Nelle stesse ore in cui si susseguono le dichiarazioni di intenti e i riconoscimenti al ruolo svolto dagli imprenditori del settore la macchina ‘fiscale’ non si arresta.

L’imposta sugli intrattenimenti per gli apparecchi è dovuta, malgrado le chiusure delle sale giochi da mesi. E poi l’imposta sulle concessioni di scommesse, quindi gli obblighi relativi al Preu sulla raccolta degli apparecchi da gioco. Tutto questo mentre il Paese è fermo e in particolar modo lo sono le attività di raccolta autorizzate.

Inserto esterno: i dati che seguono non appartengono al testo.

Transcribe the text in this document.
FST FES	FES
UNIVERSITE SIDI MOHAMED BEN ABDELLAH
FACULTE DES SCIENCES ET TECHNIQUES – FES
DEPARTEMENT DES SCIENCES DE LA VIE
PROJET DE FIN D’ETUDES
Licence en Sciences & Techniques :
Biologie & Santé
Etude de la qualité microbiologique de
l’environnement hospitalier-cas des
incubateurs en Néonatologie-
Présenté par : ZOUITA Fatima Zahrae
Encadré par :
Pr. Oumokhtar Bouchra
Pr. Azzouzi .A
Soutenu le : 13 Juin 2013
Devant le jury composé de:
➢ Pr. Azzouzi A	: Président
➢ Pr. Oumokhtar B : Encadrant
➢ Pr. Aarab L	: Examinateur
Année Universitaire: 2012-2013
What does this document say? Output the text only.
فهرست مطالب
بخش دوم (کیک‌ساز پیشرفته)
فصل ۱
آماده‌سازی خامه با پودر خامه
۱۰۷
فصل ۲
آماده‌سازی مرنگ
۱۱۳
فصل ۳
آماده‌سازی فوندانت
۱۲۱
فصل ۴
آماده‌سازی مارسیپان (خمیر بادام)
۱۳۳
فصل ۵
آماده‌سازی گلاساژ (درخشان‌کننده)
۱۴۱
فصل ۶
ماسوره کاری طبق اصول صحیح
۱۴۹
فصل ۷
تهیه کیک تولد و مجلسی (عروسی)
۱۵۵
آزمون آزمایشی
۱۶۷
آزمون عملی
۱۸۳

Ma la politica, quella che oggi conosciamo, si sa, si nutre di emergenze.

Visibilità e coinvolgimento, le parole d’ordine della comunicazione politica di cui anche il settore del gioco rischia di farne le spese.

Parole, che raramente si traducono in un fatto concreto. Basterebbe un segnale, a cominciare da una presa di posizione sugli adempimenti fiscali a cui gli imprenditori del gioco sono tenuti così come tutti gli altri.

E invece no. Le parole che ieri erano di quelli che stavano al governo diventano quelle di chi ci sta oggi.

La ‘slot’ della politica è in piena attività: la risposta giusta a chi la vuole sentire.

Nel frattempo si accumulano le settimane di chiusura, danni su danni, su imprese già provate da una politica fiscale approssimativa di cui nessuno si è mai preso la responsabilità.

Se l’indifferenza degli anni passati era un cattivo presagio per le sorti del settore del gioco legale, la ‘facilità’ con la quale una politica fatta di tanti personaggi e di poche idee si esprime e si mostra a chi vorrebbe risposte, non promette bene.

Leggendo attentamente tra le righe c’è sempre una condanna a chi ha sbagliato in passato, comprensione per i problemi di chi ascolta, un invito a resistere e a sperare che prima o poi arrivi qualcuno ad aiutarci.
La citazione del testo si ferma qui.